Flashback

Anna to the Infinite Power (1983)

In Anna to the Infinite Power a child prodigy (Martha Byrne) with behavioral problems discovers she is one of several girls who were cloned from the DNA of a brilliant scientist.
In Anna to the Infinite Power a child prodigy (Martha Byrne) with behavioral problems discovers she is one of several girls who were cloned from the DNA of a brilliant scientist.

Anna to the Infinite Power

Anna to the Infinite Power

Director: Robert Wiemer

Cast: Martha Byrne, Dina Merrill, Donna Mitchell, Mark Patton, Jack Gilford

Rating: Not rated

Running time: 1 hour, 41 minutes

Remembered by: Brooke Greenberg. I live in Little Rock. I am a housewife and historian. At present I am editing the collected correspondence of Amanda Beardsley Trulock, who ran a plantation near Pine Bluff from 1845 through the Civil War.

My maternal grandmother rented Anna to the Infinite Power at Blockbuster Video in Texarkana on one of my visits in 1990 or '91. Anna Hart (Martha Byrne) is a 12-year-old girl whose technically precise piano playing lacks feeling. Anna shoplifts and gets migraines from flickering light, and she is one of those characters who only exist in science fiction: a child genius. An attractive older woman (Donna Mitchell) moves in across the street, takes an interest in Anna, and welcomes Anna into her house for piano lessons whose ostensible object is to help her learn to play with feeling. Through a series of exciting events that includes a North by Northwest-style airplane chase, Anna discovers that she is one of several clones of a brilliant scientist named Anna Zimmerman. Before Anna's discovery, her father and brother are unaware that she is a clone; only her aloof, aristocratic mother (Dina Merrill) and her creepy doctors know. Thanks to the piano lessons, Anna warms to her beautiful teacher and her brother, blows off her demanding schoolwork, shakes some of her bad habits, and begins to wear makeup. At the movie's climax we learn the unique verb for this process: Anna has begun to "individualate" and the people running the experiment aren't happy about it.

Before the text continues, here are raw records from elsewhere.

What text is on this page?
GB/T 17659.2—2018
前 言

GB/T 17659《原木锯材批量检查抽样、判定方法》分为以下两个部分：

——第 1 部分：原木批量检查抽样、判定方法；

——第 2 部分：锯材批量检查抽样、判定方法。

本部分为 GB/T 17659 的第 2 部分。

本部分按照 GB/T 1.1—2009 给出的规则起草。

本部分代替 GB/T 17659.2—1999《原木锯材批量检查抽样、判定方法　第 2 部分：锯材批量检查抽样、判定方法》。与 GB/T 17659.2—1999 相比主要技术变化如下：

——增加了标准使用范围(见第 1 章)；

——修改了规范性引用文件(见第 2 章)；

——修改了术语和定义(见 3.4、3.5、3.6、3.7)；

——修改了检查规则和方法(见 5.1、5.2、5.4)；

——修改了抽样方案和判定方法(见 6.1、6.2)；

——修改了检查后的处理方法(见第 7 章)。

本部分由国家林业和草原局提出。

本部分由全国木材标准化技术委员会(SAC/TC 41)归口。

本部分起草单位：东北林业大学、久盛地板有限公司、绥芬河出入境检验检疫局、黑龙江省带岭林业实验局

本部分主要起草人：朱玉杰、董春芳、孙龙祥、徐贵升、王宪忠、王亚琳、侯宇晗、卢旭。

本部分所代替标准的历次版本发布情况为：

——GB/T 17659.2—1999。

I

I searched for this movie off and on for years after I first watched it in my grandparents' living room in Texarkana. My search was hindered by a poor memory for mathematical terms: instead of Anna to the Infinite Power, I remembered its title as Anna, Anna. When I finally found it last year, it was streaming on a service we subscribe to, so it must have fans somewhere. Its dialogue is purely, thoroughly bad. Whether or not Anna to the Infinite Power is technically camp is a question I will leave to the experts. There are two moments in which characters fondly accuse each other of reciting cliches. I don't know if that counts as self-awareness. But in spite of its rich badness, the movie held my attention again. Anna's relationship with her across-the-street piano teacher addresses some undefinable need probably familiar to anyone who was ever a 12-year-old girl.